Je croise son regard bienveillant et celui-ci a raison de mes doutes. Je laisse tomber toutes mes barrières pour avouer :
— Je sors à peine de mon premier jour, j'ai enchaîné les erreurs et tu voudrais que je me prépare à faire la fête en petite tenue devant ma nouvelle équipe ? Que vont-ils penser de moi ?
Les iris chocolat de Leeloo s'emplissent de compréhension.
— Alors c'est ça, le problème..., dit-elle en soupirant.
Elle place une main encourageante sur mon épaule et m'approche d'elle pour me confier :
— Tu n'as pas à t'inquiéter. Ici, on est dans un pub. On fait tous ça, Robin est loin de nous en tenir rigueur ! Du moment que tu ne te mets pas à vomir partout en exécutant un striptease improvisé sur le comptoir, ça devrait le faire !
Son exemple est si imagé que j'éclate de rire.
— Un striptease improvisé sur le comptoir ? Mais t'es allée pêcher ça où ?
La jeune femme m'adresse un regard mystérieux.
— Si tu savais... Bon, allez, mets ça et rejoins-moi au bar ! Marco va finir par venir me botter les fesses si je tarde plus longtemps.
Et, comme une tornade, elle m'abandonne dans les vestiaires, me laissant seule avec son haut aguicheur.
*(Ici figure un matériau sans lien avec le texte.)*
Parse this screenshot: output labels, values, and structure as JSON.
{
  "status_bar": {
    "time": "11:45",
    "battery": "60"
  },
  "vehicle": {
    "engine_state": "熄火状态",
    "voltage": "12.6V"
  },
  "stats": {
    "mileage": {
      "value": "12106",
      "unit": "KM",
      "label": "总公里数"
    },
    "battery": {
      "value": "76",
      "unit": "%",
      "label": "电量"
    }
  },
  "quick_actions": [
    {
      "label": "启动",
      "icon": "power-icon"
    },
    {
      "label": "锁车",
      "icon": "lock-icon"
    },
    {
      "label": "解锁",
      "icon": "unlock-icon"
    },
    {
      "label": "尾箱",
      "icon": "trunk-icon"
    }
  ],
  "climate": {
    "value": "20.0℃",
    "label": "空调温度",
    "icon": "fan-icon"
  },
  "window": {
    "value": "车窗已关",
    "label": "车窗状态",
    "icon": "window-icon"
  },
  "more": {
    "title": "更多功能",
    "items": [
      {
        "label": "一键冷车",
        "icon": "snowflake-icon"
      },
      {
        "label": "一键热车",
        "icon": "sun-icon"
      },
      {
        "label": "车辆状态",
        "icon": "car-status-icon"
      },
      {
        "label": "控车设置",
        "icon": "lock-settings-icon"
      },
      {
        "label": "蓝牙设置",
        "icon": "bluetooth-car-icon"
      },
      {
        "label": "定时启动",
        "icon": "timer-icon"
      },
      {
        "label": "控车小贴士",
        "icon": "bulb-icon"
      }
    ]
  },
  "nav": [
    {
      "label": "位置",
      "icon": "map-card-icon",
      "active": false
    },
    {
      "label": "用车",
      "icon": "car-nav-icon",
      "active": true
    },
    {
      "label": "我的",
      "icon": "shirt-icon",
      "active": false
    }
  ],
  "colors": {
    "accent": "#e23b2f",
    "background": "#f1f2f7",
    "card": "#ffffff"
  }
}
L'espace d'un instant, je pèse le pour et le contre. Je sens les vibrations des basses animer le sol sous mes pieds et je peux percevoir l'énergie festive qui règne de l'autre côté de la porte. Je dois admettre que c'est tentant de me mêler à la foule... Et en même temps, je suis épuisée. Serait-ce vraiment raisonnable de danser toute la nuit dans cet état ?
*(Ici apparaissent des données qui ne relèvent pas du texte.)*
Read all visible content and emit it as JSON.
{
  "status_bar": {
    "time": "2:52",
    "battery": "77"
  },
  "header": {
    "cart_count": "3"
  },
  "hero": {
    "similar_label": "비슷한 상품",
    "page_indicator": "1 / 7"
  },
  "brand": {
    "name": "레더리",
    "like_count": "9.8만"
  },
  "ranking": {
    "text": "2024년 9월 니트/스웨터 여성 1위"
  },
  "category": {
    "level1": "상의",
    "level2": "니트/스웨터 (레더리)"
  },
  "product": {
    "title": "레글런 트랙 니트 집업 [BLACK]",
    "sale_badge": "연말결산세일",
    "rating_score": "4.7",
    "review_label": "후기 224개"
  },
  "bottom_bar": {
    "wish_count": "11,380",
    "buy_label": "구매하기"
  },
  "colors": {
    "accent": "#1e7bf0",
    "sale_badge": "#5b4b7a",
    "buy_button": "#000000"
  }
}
Les questions fusent, les arguments s'opposant dans mon esprit qui mène un débat solitaire intéressant. Puis je finis par prendre une décision. Imprimant un sourire déterminé sur mon visage, je me débarrasse de mon haut poisseux pour enfiler le top que Leeloo m'a prêté. De toute façon, je n'ai rien à perdre à tenter le coup, et si je n'aime pas ça, je pourrais toujours faire machine arrière !
Tout du moins, c'est ce que je me répète en détachant mes cheveux et en poussant le battant pour me jeter dans la cohue.